Chutke’s son, Anand, was studying in an English-medium school and his daughter in a convent. Shivsagar was most dissatisfied with what he made of their education. All he ever saw his grandson read were comics, with his mouth working round a gob of chewing gum.
‘Arre, why do you have to chew cud all the time like some buffalo, huh?’ he asked his grandson one day. The boy did not even look up from the comic that he was reading. Shivsagar sat at the breakfast table with Chutke and his wife, his temper slowly rising to boiling point as the boy repeatedly ignored his father’s pleas to join them. Chutke was familiar with his father’s anger and hoped he would not get up and slap the boy. But that is exactly what Shivsagar did. He gave a sound cuff to his grandson. How was he to understand that what he thought was a deliberate deafness is the hallmark of a new generation of children. If they have a comic in their hands, you can go blue in the face before you get even a grunt in response. Chutke was a veteran of several cuffs
from his father and never dared to question his authority. Not so his son.
‘How dare you!’ he yelled back. ‘Who do you think you are to slap me?’
Faced with this brazen response, something snapped inside him and Shivsagar turned into the headmaster of a school who ruthlessly tanned disobedient students. ‘I’ll tell you who I am!’ he said grimly, and started raining blows on the child. Chutke’s wife pushed her chair and ran to snatch her son away from the hail of blows.
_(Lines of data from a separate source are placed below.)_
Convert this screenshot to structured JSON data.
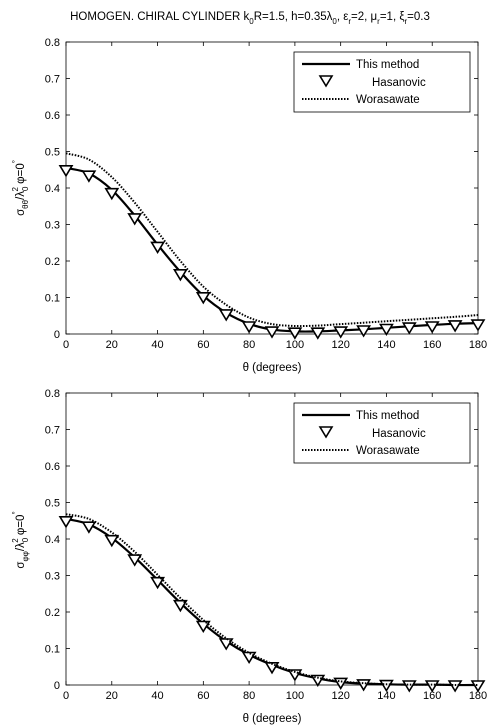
{
  "chart_data": [
    {
      "type": "line",
      "title": "HOMOGEN. CHIRAL CYLINDER k0R=1.5, h=0.35λ0, εr=2, μr=1, ξr=0.3",
      "title_parts": {
        "p1": "HOMOGEN. CHIRAL CYLINDER k",
        "s1": "0",
        "p2": "R=1.5, h=0.35λ",
        "s2": "0",
        "p3": ", ε",
        "s3": "r",
        "p4": "=2, μ",
        "s4": "r",
        "p5": "=1, ξ",
        "s5": "r",
        "p6": "=0.3"
      },
      "xlabel": "θ (degrees)",
      "ylabel_parts": {
        "p1": "σ",
        "s1": "θθ",
        "p2": "/λ",
        "s2": "0",
        "sup2": "2",
        "p3": "  φ=0",
        "sup3": "°"
      },
      "xlim": [
        0,
        180
      ],
      "ylim": [
        0,
        0.8
      ],
      "xticks": [
        "0",
        "20",
        "40",
        "60",
        "80",
        "100",
        "120",
        "140",
        "160",
        "180"
      ],
      "yticks": [
        "0",
        "0.1",
        "0.2",
        "0.3",
        "0.4",
        "0.5",
        "0.6",
        "0.7",
        "0.8"
      ],
      "grid": false,
      "legend_position": "top-right",
      "series": [
        {
          "name": "This method",
          "style": "solid",
          "x": [
            0,
            10,
            20,
            30,
            40,
            50,
            60,
            70,
            80,
            90,
            100,
            110,
            120,
            130,
            140,
            150,
            160,
            170,
            180
          ],
          "y": [
            0.455,
            0.44,
            0.395,
            0.325,
            0.245,
            0.17,
            0.105,
            0.058,
            0.028,
            0.012,
            0.007,
            0.007,
            0.01,
            0.013,
            0.017,
            0.021,
            0.025,
            0.028,
            0.03
          ]
        },
        {
          "name": "Hasanovic",
          "style": "triangle-markers",
          "x": [
            0,
            10,
            20,
            30,
            40,
            50,
            60,
            70,
            80,
            90,
            100,
            110,
            120,
            130,
            140,
            150,
            160,
            170,
            180
          ],
          "y": [
            0.45,
            0.435,
            0.387,
            0.318,
            0.24,
            0.165,
            0.102,
            0.055,
            0.022,
            0.008,
            0.005,
            0.005,
            0.008,
            0.011,
            0.015,
            0.019,
            0.022,
            0.025,
            0.027
          ]
        },
        {
          "name": "Worasawate",
          "style": "dotted",
          "x": [
            0,
            10,
            20,
            30,
            40,
            50,
            60,
            70,
            80,
            90,
            100,
            110,
            120,
            130,
            140,
            150,
            160,
            170,
            180
          ],
          "y": [
            0.495,
            0.478,
            0.43,
            0.36,
            0.28,
            0.2,
            0.13,
            0.08,
            0.045,
            0.027,
            0.022,
            0.023,
            0.027,
            0.031,
            0.035,
            0.039,
            0.043,
            0.047,
            0.052
          ]
        }
      ]
    },
    {
      "type": "line",
      "title": "",
      "xlabel": "θ (degrees)",
      "ylabel_parts": {
        "p1": "σ",
        "s1": "φφ",
        "p2": "/λ",
        "s2": "0",
        "sup2": "2",
        "p3": "  φ=0",
        "sup3": "°"
      },
      "xlim": [
        0,
        180
      ],
      "ylim": [
        0,
        0.8
      ],
      "xticks": [
        "0",
        "20",
        "40",
        "60",
        "80",
        "100",
        "120",
        "140",
        "160",
        "180"
      ],
      "yticks": [
        "0",
        "0.1",
        "0.2",
        "0.3",
        "0.4",
        "0.5",
        "0.6",
        "0.7",
        "0.8"
      ],
      "grid": false,
      "legend_position": "top-right",
      "series": [
        {
          "name": "This method",
          "style": "solid",
          "x": [
            0,
            10,
            20,
            30,
            40,
            50,
            60,
            70,
            80,
            90,
            100,
            110,
            120,
            130,
            140,
            150,
            160,
            170,
            180
          ],
          "y": [
            0.455,
            0.44,
            0.403,
            0.35,
            0.288,
            0.225,
            0.168,
            0.12,
            0.083,
            0.055,
            0.033,
            0.018,
            0.008,
            0.004,
            0.002,
            0.001,
            0.001,
            0.0,
            0.0
          ]
        },
        {
          "name": "Hasanovic",
          "style": "triangle-markers",
          "x": [
            0,
            10,
            20,
            30,
            40,
            50,
            60,
            70,
            80,
            90,
            100,
            110,
            120,
            130,
            140,
            150,
            160,
            170,
            180
          ],
          "y": [
            0.45,
            0.435,
            0.398,
            0.345,
            0.283,
            0.22,
            0.163,
            0.115,
            0.078,
            0.05,
            0.03,
            0.015,
            0.007,
            0.003,
            0.001,
            0.0,
            0.0,
            0.0,
            0.0
          ]
        },
        {
          "name": "Worasawate",
          "style": "dotted",
          "x": [
            0,
            10,
            20,
            30,
            40,
            50,
            60,
            70,
            80,
            90,
            100,
            110,
            120,
            130,
            140,
            150,
            160,
            170,
            180
          ],
          "y": [
            0.468,
            0.455,
            0.418,
            0.365,
            0.302,
            0.238,
            0.178,
            0.128,
            0.088,
            0.058,
            0.036,
            0.02,
            0.01,
            0.005,
            0.002,
            0.001,
            0.001,
            0.0,
            0.0
          ]
        }
      ]
    }
  ]
}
She buried the child into her breast and turned to face him. ‘You are an animal,’ she spat at Shivsagar, ‘we do not beat our children in this house!’ Chutke sat with his head bowed, unable to say anything in defence of his wife or his father.
‘I see that,’ Shivsagar said with a sharp look at his son. ‘This is probably why you have a son like him. This boy is in the seventh class but can’t solve even a simple sum in arithmetic. He knows neither English nor Hindi. As for science, the less I say about that, the better. Tells me his father has given him a calculator so he doesn’t need to learn his tables! One day, when it’s too late to go back, you’ll realize that all these things have rusted his brain. Shame on you,’ he went on, ‘that you have not taught him the elementary niceties of talking respectfully to his elders and politely to the servants. Yesterday, when your orderly reached his school late to fetch him do you know what he said to him?’
‘What did I say?’ interrupted the brat rudely, advancing like a spitting cat from under his mother’s protective shield. Shivsagar felt if he could, the child would scratch his eyes out.
‘I can’t even bring my tongue to utter what you said,’ he told the child. ‘And when I offered to teach your pup,’ he spat at his son, still sitting motionless at the breakfast table, ‘your wife did not like it. I heard what she said to you in the veranda that evening, Chutke,’ he went on, ‘perhaps the poor thing did not see that I was reading the paper near the window and could hear every word.’